Zhao et al. (2019)#

Publication#

MoverScore: Text Generation Evaluating with Contextualized Embeddings and Earth Mover Distance

Repositories#

https://github.com/AIPHES/emnlp19-moverscore

Available Models#

This implementation wraps MoverScore from the original repository. The MoverScore model leaves all of the optional parameters as default. The MoverScoreForSummarization uses a stopword file following their example code.

  • MoverScore

    • Description: A text generation evaluation metric

    • Name: zhao2019-moverscore

    • Usage:

      from repro.models.zhao2019 import MoverScore
      model = MoverScore()
      inputs = [
          {"candidate": "The candidate summary", "references": ["The first reference", "The second"]}
      ]
      macro, micro = model.predict_batch(inputs)
      

      The macro results are the MoverScore scores averaged over the inputs. The micro results are the MoverScore results for each item in inputs.

  • MoverScoreForSummarization

    • Description: A variant of MoverScore which uses stopwords by default based on the example code.
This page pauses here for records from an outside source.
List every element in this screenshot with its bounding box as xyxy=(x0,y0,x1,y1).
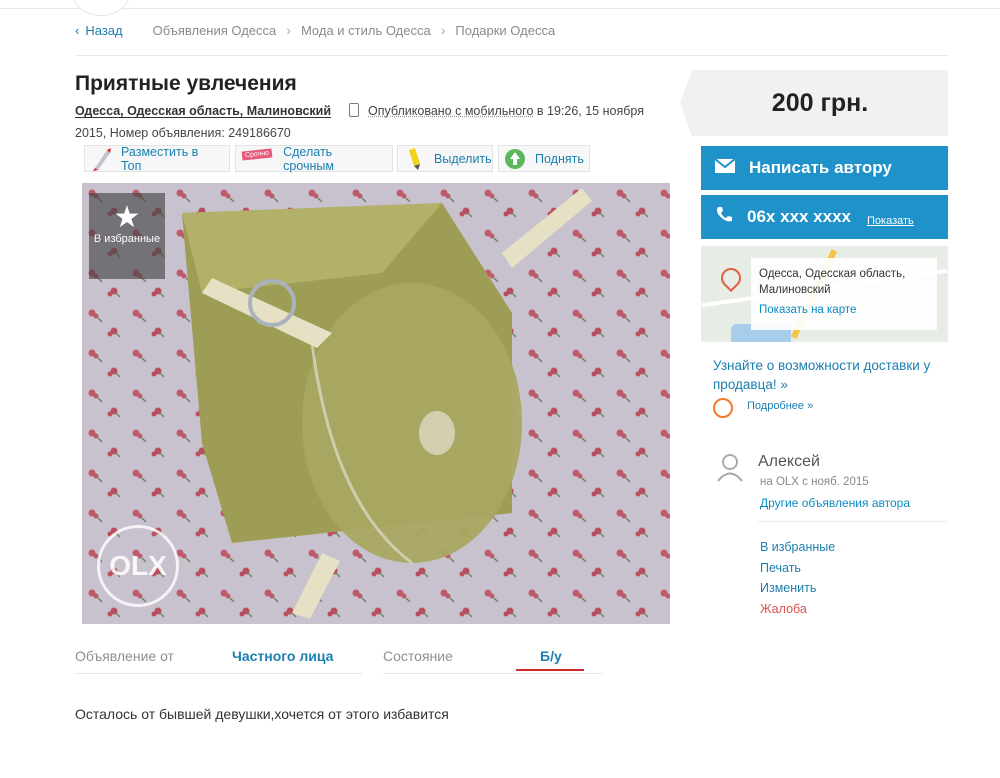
breadcrumb-item-gifts[interactable]: Подарки Одесса xyxy=(455,23,555,38)
param-from-value[interactable]: Частного лица xyxy=(232,648,333,664)
raise-button[interactable]: Поднять xyxy=(498,145,590,172)
more-link[interactable]: Подробнее » xyxy=(747,400,813,412)
highlight-button[interactable]: Выделить xyxy=(397,145,493,172)
param-divider xyxy=(383,673,603,674)
delivery-info-link[interactable]: Узнайте о возможности доставки у продавц… xyxy=(713,356,938,394)
add-to-favorites-badge[interactable]: ★ В избранные xyxy=(89,193,165,279)
chevron-left-icon: ‹ xyxy=(75,22,80,38)
map-address-card: Одесса, Одесская область, Малиновский По… xyxy=(751,258,937,330)
make-urgent-label: Сделать срочным xyxy=(283,144,334,173)
add-favorites-link[interactable]: В избранные xyxy=(760,537,835,558)
promote-top-label: Разместить в Топ xyxy=(121,144,199,173)
highlight-label: Выделить xyxy=(434,151,492,166)
write-author-label: Написать автору xyxy=(749,158,892,177)
show-phone-link[interactable]: Показать xyxy=(867,215,914,227)
listing-location[interactable]: Одесса, Одесская область, Малиновский xyxy=(75,104,331,118)
star-icon: ★ xyxy=(113,201,141,234)
olx-watermark: OLX xyxy=(97,525,179,607)
back-label: Назад xyxy=(85,22,123,38)
listing-meta: Одесса, Одесская область, Малиновский Оп… xyxy=(75,100,675,144)
param-divider xyxy=(75,673,362,674)
show-on-map-link[interactable]: Показать на карте xyxy=(759,302,929,318)
other-ads-link[interactable]: Другие объявления автора xyxy=(760,496,910,510)
back-link[interactable]: ‹ Назад xyxy=(75,23,123,38)
map-address-line2: Малиновский xyxy=(759,284,831,296)
condition-underline xyxy=(516,669,584,671)
promote-top-button[interactable]: Разместить в Топ xyxy=(84,144,230,173)
param-from-label: Объявление от xyxy=(75,648,174,664)
up-arrow-icon xyxy=(503,146,527,172)
print-link[interactable]: Печать xyxy=(760,558,835,579)
listing-title: Приятные увлечения xyxy=(75,72,297,95)
listing-description: Осталось от бывшей девушки,хочется от эт… xyxy=(75,706,449,722)
urgent-tag-label: Срочно xyxy=(241,147,273,161)
site-logo-circle[interactable] xyxy=(72,0,130,16)
map-pin-icon xyxy=(716,263,746,293)
user-name: Алексей xyxy=(758,453,820,470)
delivery-icon xyxy=(713,398,733,418)
map-address-line1: Одесса, Одесская область, xyxy=(759,268,906,280)
raise-label: Поднять xyxy=(535,151,584,166)
marker-icon xyxy=(402,146,426,172)
user-divider xyxy=(758,521,948,522)
chevron-right-icon: › xyxy=(286,22,291,38)
mobile-phone-icon xyxy=(348,103,359,117)
phone-icon xyxy=(715,206,733,229)
listing-id: Номер объявления: 249186670 xyxy=(109,126,291,140)
user-avatar-icon xyxy=(716,452,744,482)
edit-link[interactable]: Изменить xyxy=(760,578,835,599)
param-condition-value[interactable]: Б/у xyxy=(540,648,562,664)
phone-button[interactable]: 06x xxx xxxx Показать xyxy=(701,195,948,239)
action-links: В избранные Печать Изменить Жалоба xyxy=(760,537,835,619)
complaint-link[interactable]: Жалоба xyxy=(760,599,835,620)
user-since: на OLX с нояб. 2015 xyxy=(760,476,869,488)
breadcrumb-divider xyxy=(75,55,949,56)
param-condition-label: Состояние xyxy=(383,648,453,664)
rocket-icon xyxy=(89,146,113,172)
write-author-button[interactable]: Написать автору xyxy=(701,146,948,190)
favorites-badge-label: В избранные xyxy=(93,233,161,245)
published-label: Опубликовано с мобильного xyxy=(368,104,534,118)
location-map[interactable]: Одесса, Одесская область, Малиновский По… xyxy=(701,246,948,342)
breadcrumb: ‹ Назад Объявления Одесса › Мода и стиль… xyxy=(75,22,555,38)
breadcrumb-item-fashion[interactable]: Мода и стиль Одесса xyxy=(301,23,431,38)
make-urgent-button[interactable]: Срочно Сделать срочным xyxy=(235,144,393,173)
price-tag: 200 грн. xyxy=(680,70,948,136)
top-divider xyxy=(0,8,1000,9)
envelope-icon xyxy=(714,158,736,178)
chevron-right-icon: › xyxy=(440,22,446,38)
breadcrumb-item-ads[interactable]: Объявления Одесса xyxy=(153,23,277,38)
urgent-tag-icon: Срочно xyxy=(240,146,275,172)
phone-number: 06x xxx xxxx xyxy=(747,207,851,226)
    • Name: zhao2019-moverscore-summarization

    • Usage:

      from repro.models.zhao2019 import MoverScoreForSummarization
      model = MoverScoreForSummarization()
      inputs = [
          {"candidate": "The candidate summary", "references": ["The first reference", "The second"]}
      ]
      macro, micro = model.predict_batch(inputs)
      

      The macro results are the MoverScore scores averaged over the inputs. The micro results are the MoverScore results for each item in inputs.

Implementation Notes#

  • The current moverscore Python code does not appear to support GPUs, so even if you pass a GPU device to device, it will still run on CPU.

Docker Information#

  • Image name: zhao2019

  • Build command:

    repro setup zhao2019 [--silent]
    
  • Requires network: Yes, the library queries for a file even if the file is locally in the cache.

Testing#

repro setup zhao2019
pytest models/zhao2019/tests

Status#

  • [x] Regression unit tests pass
    See here

  • [ ] Correctness unit tests pass
    None provided in the original repo.

  • [ ] Model runs on full test dataset
    Not tested

  • [ ] Predictions approximately replicate results reported in the paper
    Not tested

  • [ ] Predictions exactly replicate results reported in the paper
    Not tested

Changelog#

v1.2#

  • Added GPU support

v1.1#

  • Switched the implementation to use the sentence_score function instead of the word_mover_score function directly. This now means that the IDF functionality is not implemented. This was changed because if you only passed 1 candidate to be scored, the IDF dict caused that to always receive a score of 1.0, and the score of one sentence depended on which other sentences were being scored at the same time.